Mon, Oct 17, 2011 : 2:03 p.m.

This is really unbelievable, and bank account information should never be tied to a health record. I can also foresee employers eventually obtaining illicitly and paying for this information to "evaluate" the health status of potential employees. Wouldn't corporations love to hire only healthy people?

xmo

Mon, Oct 17, 2011 : 12:57 p.m.

What is the problem with your social security number? It says right on the card that it is not to be used for identification. I guess we are not following the government's rule?

Sallyxyz

Mon, Oct 17, 2011 : 2:06 p.m.

Unfortunately, SS numbers have been misused for decades, and have become the central number for identifying individuals, whether intended or not. Hackers love them and make bundles of cash selling them. How do you think most illegals obtain SS numbers? They buy them from criminal rings who have stolen them from databases they hacked into.

marzan

Mon, Oct 17, 2011 : 12:36 p.m.

One of the biggest targets is account information to send spam out of the University servers, which normally have a high reputation. Never give out your email password.

alan

Mon, Oct 17, 2011 : 12:09 p.m.

When did Stanford become an "Ivy"?

justwondering

Mon, Oct 17, 2011 : 12:24 p.m.

I saw that, too. Last I heard it was still on the West Coast!

trespass

Mon, Oct 17, 2011 : 11:21 a.m.

Someone may be reading your email but it won't be a hacker. It may be a UM official because they own the email server so they can read your email at will, without a warrant. Just look at the UM privacy policy and you will see that they can read your email for any "legitimate business purpose".

sellers

Mon, Oct 17, 2011 : 12:19 p.m.

This is true anywhere.

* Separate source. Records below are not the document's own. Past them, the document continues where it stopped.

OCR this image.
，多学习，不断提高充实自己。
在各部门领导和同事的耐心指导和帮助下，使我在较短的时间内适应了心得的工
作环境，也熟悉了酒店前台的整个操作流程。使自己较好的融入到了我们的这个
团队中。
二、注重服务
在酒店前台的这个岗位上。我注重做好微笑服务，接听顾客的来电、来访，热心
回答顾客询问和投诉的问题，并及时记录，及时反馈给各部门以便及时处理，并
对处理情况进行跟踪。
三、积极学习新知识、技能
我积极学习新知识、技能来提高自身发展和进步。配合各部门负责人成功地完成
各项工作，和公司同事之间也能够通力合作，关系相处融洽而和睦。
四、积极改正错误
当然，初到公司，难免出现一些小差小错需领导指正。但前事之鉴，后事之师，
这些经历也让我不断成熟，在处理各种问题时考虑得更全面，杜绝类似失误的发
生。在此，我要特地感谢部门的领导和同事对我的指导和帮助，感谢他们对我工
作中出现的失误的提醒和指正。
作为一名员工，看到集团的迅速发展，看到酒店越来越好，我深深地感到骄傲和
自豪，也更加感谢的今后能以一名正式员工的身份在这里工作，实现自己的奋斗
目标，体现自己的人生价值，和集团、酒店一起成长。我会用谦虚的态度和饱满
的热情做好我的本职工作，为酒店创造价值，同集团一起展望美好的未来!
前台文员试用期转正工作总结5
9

Anyone who is a systems administrator is able to read such items (unless encrypted by the end user). It's similar to a doctor who has access to your patient records; this information is only to be viewed (notice I didn't said read) if it is needed to protect the integrity of the entire system or if the end user is in need of assistance. With that said, there are some malicious folks out there that may work in computer departments across the world, however that is not a new problem. Even areas that do background screenings don't eliminate that risk. I can tell you - most systems administrators are very sensitive to people's data, because they too have data on similar systems and know the value of personal data. Many are educated on privacy issues, ethical issues, FoIA, FERPA, PHI, PCI, etc. -like guidelines and regulations. Just as a side note, you should know that e-mail (a.k.a SMTP) is clear text across the internet, and it's trivial to read e-mail as it goes from point to point. E-mail should never be sensitive and any level of privacy you may have is merely a cloak of security via obscurity and nothing more. Only encrypted messages are protected from interception.